I Have A Dream, Two Speeches: The Law Is King, Not George Bush
"The founders of our country faced dire threats. If they failed in
their endeavors, they would have been hung as traitors. The very
existence of our country was at risk." "Yet, in the teeth of those dangers, they insisted on establishing the Bill of Rights.""...It is simply an insult to those who came before us and
sacrificed so much on our behalf to imply that we have more to be
fearful of than they. Yet they faithfully protected our freedoms and
now it is up to us to do the same."
We were treated today to what I can only think of as a uniquely
American experience: A white former future president, a son of
privilege, summoning up the words and life of a black minister who
rocked this country to its roots with his dream 40 years ago, both of
whom referred back more than a century to a rural lawyer who took on
the burden of the presidency when this nation's indivisibility and very
survival were in doubt.
Both stressed the immediate dangers to our democracy, with King's words
urging an expansion of rights and a national commitment to tolerance,
and Gore sounding the alarm that those rights - to all Americans - are
at risk as never before from a "strong arm" presidency. Both painted
the contemporary picture as stark and dark and true. King acknowledged
the deep divide between black and white, Gore talked of the
divisiveness along party and constitutional lines. But both were and
are committed to an incontrovertible and optimistic belief that there
is a solution to the recurring problem of power in America: this
republic's people.
A president who breaks the law is a threat to the very structure of our
government. Our Founding Fathers were adamant that they had established
a government of laws and not men. Indeed, they recognized that the
structure of government they had enshrined in our Constitution - our
system of checks and balances - was designed with a central purpose of
ensuring that it would govern through the rule of law. As John Adams
said: "The executive shall never exercise the legislative and judicial
powers, or either of them, to the end that it may be a government of
laws and not of men."
An executive who arrogates to himself the power to ignore the
legitimate legislative directives of the Congress or to act free of the
check of the judiciary becomes the central threat that the Founders
sought to nullify in the Constitution - an all-powerful executive too
reminiscent of the King from whom they had broken free. In the words of
James Madison, "the accumulation of all powers, legislative, executive,
and judiciary, in the same hands, whether of one, a few, or many, and
whether hereditary, self-appointed, or elective, may justly be
pronounced the very definition of tyranny."
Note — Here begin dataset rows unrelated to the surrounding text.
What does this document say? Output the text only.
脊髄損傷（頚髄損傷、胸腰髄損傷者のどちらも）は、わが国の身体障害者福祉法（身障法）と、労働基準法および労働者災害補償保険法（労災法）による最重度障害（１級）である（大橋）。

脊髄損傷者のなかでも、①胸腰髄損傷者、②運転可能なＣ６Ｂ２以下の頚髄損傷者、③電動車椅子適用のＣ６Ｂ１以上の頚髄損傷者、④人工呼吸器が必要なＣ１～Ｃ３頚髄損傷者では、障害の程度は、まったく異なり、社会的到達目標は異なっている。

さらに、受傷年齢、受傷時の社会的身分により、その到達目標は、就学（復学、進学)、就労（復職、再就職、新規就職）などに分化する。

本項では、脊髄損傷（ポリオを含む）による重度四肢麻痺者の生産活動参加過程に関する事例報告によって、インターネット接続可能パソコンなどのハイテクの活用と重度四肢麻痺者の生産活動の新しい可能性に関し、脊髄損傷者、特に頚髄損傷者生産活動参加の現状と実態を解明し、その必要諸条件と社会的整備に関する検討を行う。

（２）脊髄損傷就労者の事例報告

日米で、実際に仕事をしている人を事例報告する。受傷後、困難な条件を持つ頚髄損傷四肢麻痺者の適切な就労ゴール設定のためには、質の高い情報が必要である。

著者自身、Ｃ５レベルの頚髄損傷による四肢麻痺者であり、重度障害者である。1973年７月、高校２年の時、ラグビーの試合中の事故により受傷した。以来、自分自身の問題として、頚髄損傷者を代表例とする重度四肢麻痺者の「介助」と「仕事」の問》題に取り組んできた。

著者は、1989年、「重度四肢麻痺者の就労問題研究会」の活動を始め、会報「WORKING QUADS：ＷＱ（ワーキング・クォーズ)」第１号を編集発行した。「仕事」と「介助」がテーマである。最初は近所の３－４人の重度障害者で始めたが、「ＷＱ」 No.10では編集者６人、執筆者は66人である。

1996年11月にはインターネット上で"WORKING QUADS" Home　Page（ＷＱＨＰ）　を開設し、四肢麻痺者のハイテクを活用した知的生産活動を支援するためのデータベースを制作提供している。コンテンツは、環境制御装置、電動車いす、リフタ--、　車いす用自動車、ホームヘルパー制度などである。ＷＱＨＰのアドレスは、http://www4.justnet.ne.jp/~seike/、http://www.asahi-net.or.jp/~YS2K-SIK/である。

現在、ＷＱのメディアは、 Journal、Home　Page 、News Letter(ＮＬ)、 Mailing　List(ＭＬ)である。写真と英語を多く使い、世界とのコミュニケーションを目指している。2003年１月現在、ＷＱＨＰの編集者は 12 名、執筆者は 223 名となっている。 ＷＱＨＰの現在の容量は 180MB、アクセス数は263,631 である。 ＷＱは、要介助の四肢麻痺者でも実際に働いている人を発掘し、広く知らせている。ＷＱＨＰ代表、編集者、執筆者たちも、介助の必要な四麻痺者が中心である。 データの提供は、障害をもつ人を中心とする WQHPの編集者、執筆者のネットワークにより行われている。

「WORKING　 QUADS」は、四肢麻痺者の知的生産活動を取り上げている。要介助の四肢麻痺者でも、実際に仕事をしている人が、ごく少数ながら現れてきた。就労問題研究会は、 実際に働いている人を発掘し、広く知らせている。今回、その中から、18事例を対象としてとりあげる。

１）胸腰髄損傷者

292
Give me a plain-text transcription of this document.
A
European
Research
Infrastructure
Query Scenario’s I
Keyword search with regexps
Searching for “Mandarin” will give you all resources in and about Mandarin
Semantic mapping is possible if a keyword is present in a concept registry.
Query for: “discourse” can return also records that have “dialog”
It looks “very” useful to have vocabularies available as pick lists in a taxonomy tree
Thomas Paine, whose pamphlet, "On Common Sense" ignited the American
Revolution, succinctly described America's alternative. Here, he said,
we intended to make certain that "the law is king."
The rule of law makes us stronger by ensuring that decisions will be
tested, studied, reviewed and examined through the processes of
government that are designed to improve policy. And the knowledge that
they will be reviewed prevents over-reaching and checks the accretion
of power.
" I mentioned that along with cause for concern, there is reason for
hope. As I stand here today, I am filled with optimism that America is
on the eve of a golden age in which the vitality of our democracy will
be re-established and will flourish more vibrantly than ever. Indeed I
can feel it in this hall."
I'll tell you, the crowd WENT WILD when he spoke about bush using fear
and invoking fear all the time, sayng we are at war, and will be at war
the rest of our lives. Al asked the question, "Is America really in
MORE danger now"-- after citing our living with nuclear threats for 30
years of Cold War, (he cited other perilous times for our nation--my
notes are just scribbles), "Is America really in MORE danger now?" Nice
way to frame that.
Thought Barr was great on CNN tonight.(never thought I would say that
after Clinton). Barr destroyed top PNAC Liar Gaffney and clearly
pointed out that the Fisa law was broken by Bush repeatedly.
Clearly there is a bi partisan call for a special prosecutor afoot. Magnificent Gore!